One particular challenge that we immediately face is that there is little awareness of ASD and considerable stigma across many Asian societies—yet that is where we have deep roots and networks. It is one challenge to advocate in an open society with strong and active commitments to inclusive education and neurodiversity, such as Scotland…it is quite another to confront appalling discrimation and even violence. I cannot yet make sense of how we will try to engage, avoid, transform or otherwise cope with much less supportive social contexts.

Hence I can no longer work for months at a time far away, and have resigned my post at Asian University for Women in order to build a career that allows me to support my family and learn, together with my son, from these new challenges. The management at AUW have been amazing, sympathetic and understanding all the way through, even though AUW runs under impossibly tight constraints. I certainly hope to help out as AUW evolves, in whatever way that may be. I am glad that I had a remarkable year there. It really is one of the last bastions of unalloyed idealism in education, and it does indeed transform both of the women who study there and the societies they return to.
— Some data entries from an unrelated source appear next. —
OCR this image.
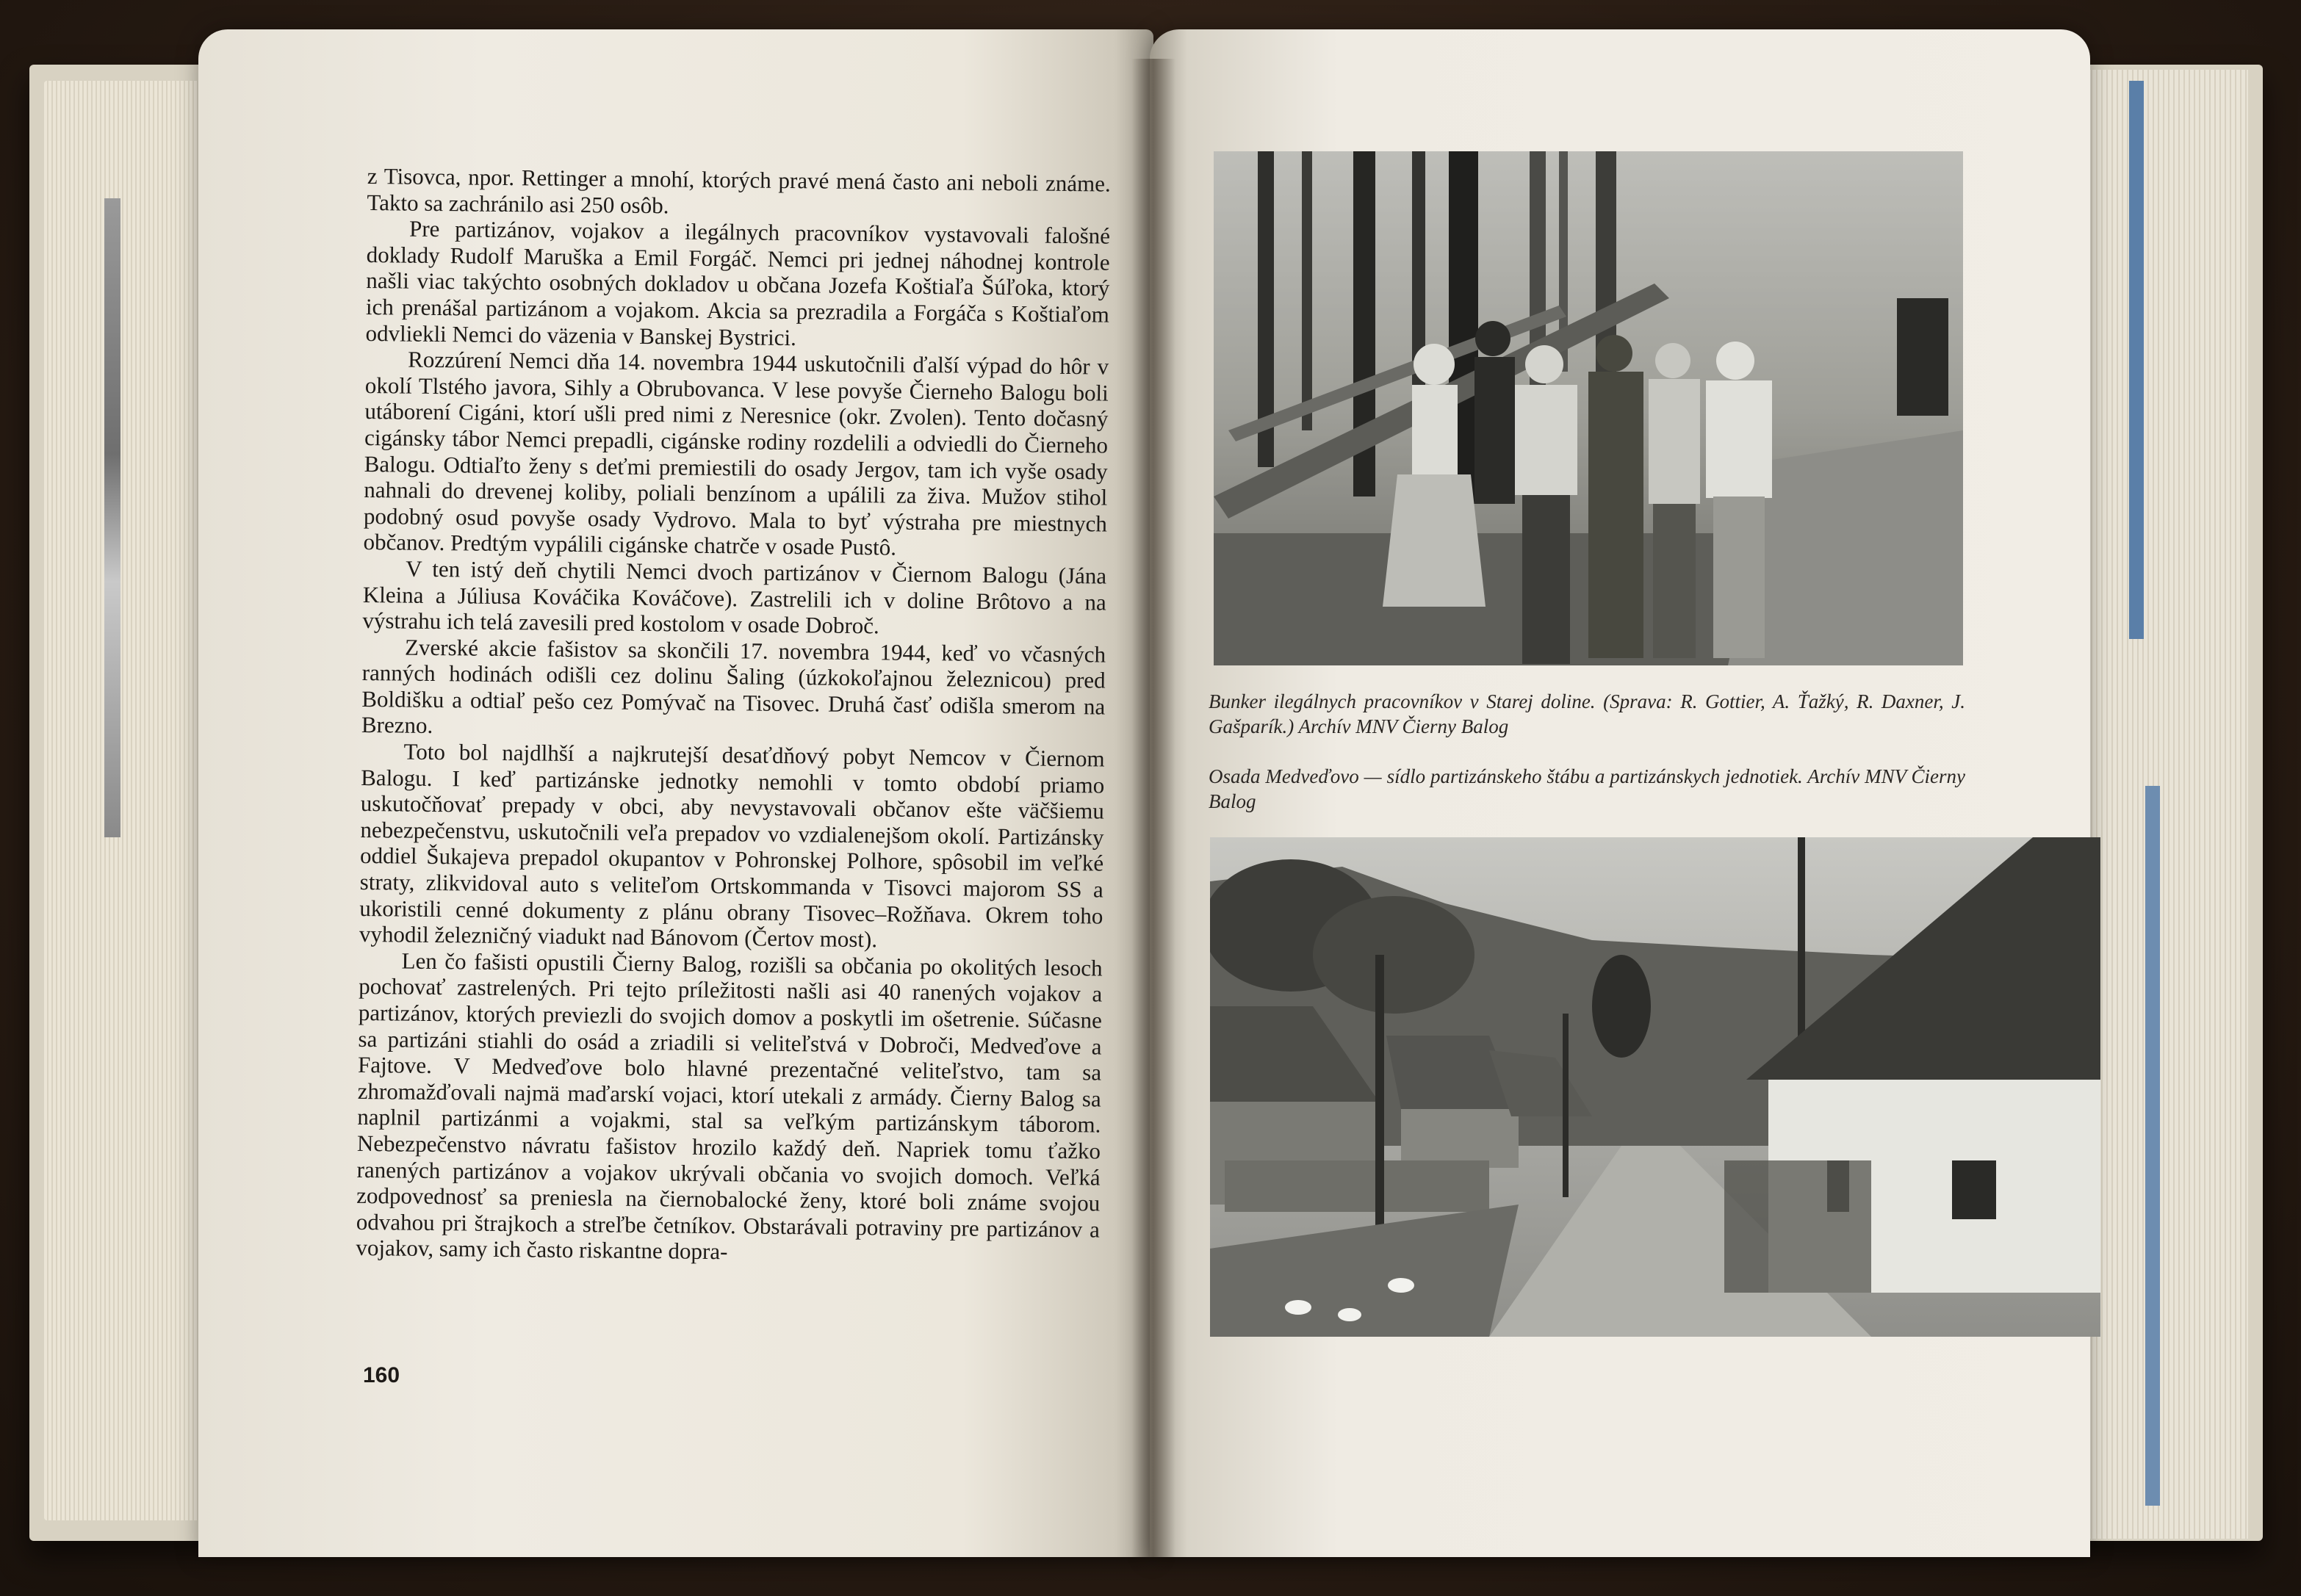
z Tisovca, npor. Rettinger a mnohí, ktorých pravé mená často ani neboli známe. Takto sa zachránilo asi 250 osôb.

Pre partizánov, vojakov a ilegálnych pracovníkov vystavovali falošné doklady Rudolf Maruška a Emil Forgáč. Nemci pri jednej náhodnej kontrole našli viac takýchto osobných dokladov u občana Jozefa Koštiaľa Šúľoka, ktorý ich prenášal partizánom a vojakom. Akcia sa prezradila a Forgáča s Koštiaľom odvliekli Nemci do väzenia v Banskej Bystrici.

Rozzúrení Nemci dňa 14. novembra 1944 uskutočnili ďalší výpad do hôr v okolí Tlstého javora, Sihly a Obrubovanca. V lese povyše Čierneho Balogu boli utáborení Cigáni, ktorí ušli pred nimi z Neresnice (okr. Zvolen). Tento dočasný cigánsky tábor Nemci prepadli, cigánske rodiny rozdelili a odviedli do Čierneho Balogu. Odtiaľto ženy s deťmi premiestili do osady Jergov, tam ich vyše osady nahnali do drevenej koliby, poliali benzínom a upálili za živa. Mužov stihol podobný osud povyše osady Vydrovo. Mala to byť výstraha pre miestnych občanov. Predtým vypálili cigánske chatrče v osade Pustô.

V ten istý deň chytili Nemci dvoch partizánov v Čiernom Balogu (Jána Kleina a Júliusa Kováčika Kováčove). Zastrelili ich v doline Brôtovo a na výstrahu ich telá zavesili pred kostolom v osade Dobroč.

Zverské akcie fašistov sa skončili 17. novembra 1944, keď vo včasných ranných hodinách odišli cez dolinu Šaling (úzkokoľajnou železnicou) pred Boldišku a odtiaľ pešo cez Pomývač na Tisovec. Druhá časť odišla smerom na Brezno.

Toto bol najdlhší a najkrutejší desaťdňový pobyt Nemcov v Čiernom Balogu. I keď partizánske jednotky nemohli v tomto období priamo uskutočňovať prepady v obci, aby nevystavovali občanov ešte väčšiemu nebezpečenstvu, uskutočnili veľa prepadov vo vzdialenejšom okolí. Partizánsky oddiel Šukajeva prepadol okupantov v Pohronskej Polhore, spôsobil im veľké straty, zlikvidoval auto s veliteľom Ortskommanda v Tisovci majorom SS a ukoristili cenné dokumenty z plánu obrany Tisovec–Rožňava. Okrem toho vyhodil železničný viadukt nad Bánovom (Čertov most).

Len čo fašisti opustili Čierny Balog, rozišli sa občania po okolitých lesoch pochovať zastrelených. Pri tejto príležitosti našli asi 40 ranených vojakov a partizánov, ktorých previezli do svojich domov a poskytli im ošetrenie. Súčasne sa partizáni stiahli do osád a zriadili si veliteľstvá v Dobroči, Medveďove a Fajtove. V Medveďove bolo hlavné prezentačné veliteľstvo, tam sa zhromažďovali najmä maďarskí vojaci, ktorí utekali z armády. Čierny Balog sa naplnil partizánmi a vojakmi, stal sa veľkým partizánskym táborom. Nebezpečenstvo návratu fašistov hrozilo každý deň. Napriek tomu ťažko ranených partizánov a vojakov ukrývali občania vo svojich domoch. Veľká zodpovednosť sa preniesla na čiernobalocké ženy, ktoré boli známe svojou odvahou pri štrajkoch a streľbe četníkov. Obstarávali potraviny pre partizánov a vojakov, samy ich často riskantne dopra-

160
Bunker ilegálnych pracovníkov v Starej doline. (Sprava: R. Gottier, A. Ťažký, R. Daxner, J. Gašparík.) Archív MNV Čierny Balog
Osada Medveďovo — sídlo partizánskeho štábu a partizánskych jednotiek. Archív MNV Čierny Balog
As a teacher, this means that I have to trust a number of remarkable students at AUW to thrive with other lecturers, and sadly I have to postpone, abandon, or re-ground a series of promising collaborations that were developing with colleagues in the Chittagong Hill Tracts, the Chittagong Buddhist community, and students at AUW. As a researcher, this means that I am now thinking hard about ASD and will certainly be writing about it here and elsewhere; already I am astonished by the insights into sociability, the transmission of culture, ecological intimacies, and the nature of diversity that ASD unfolds.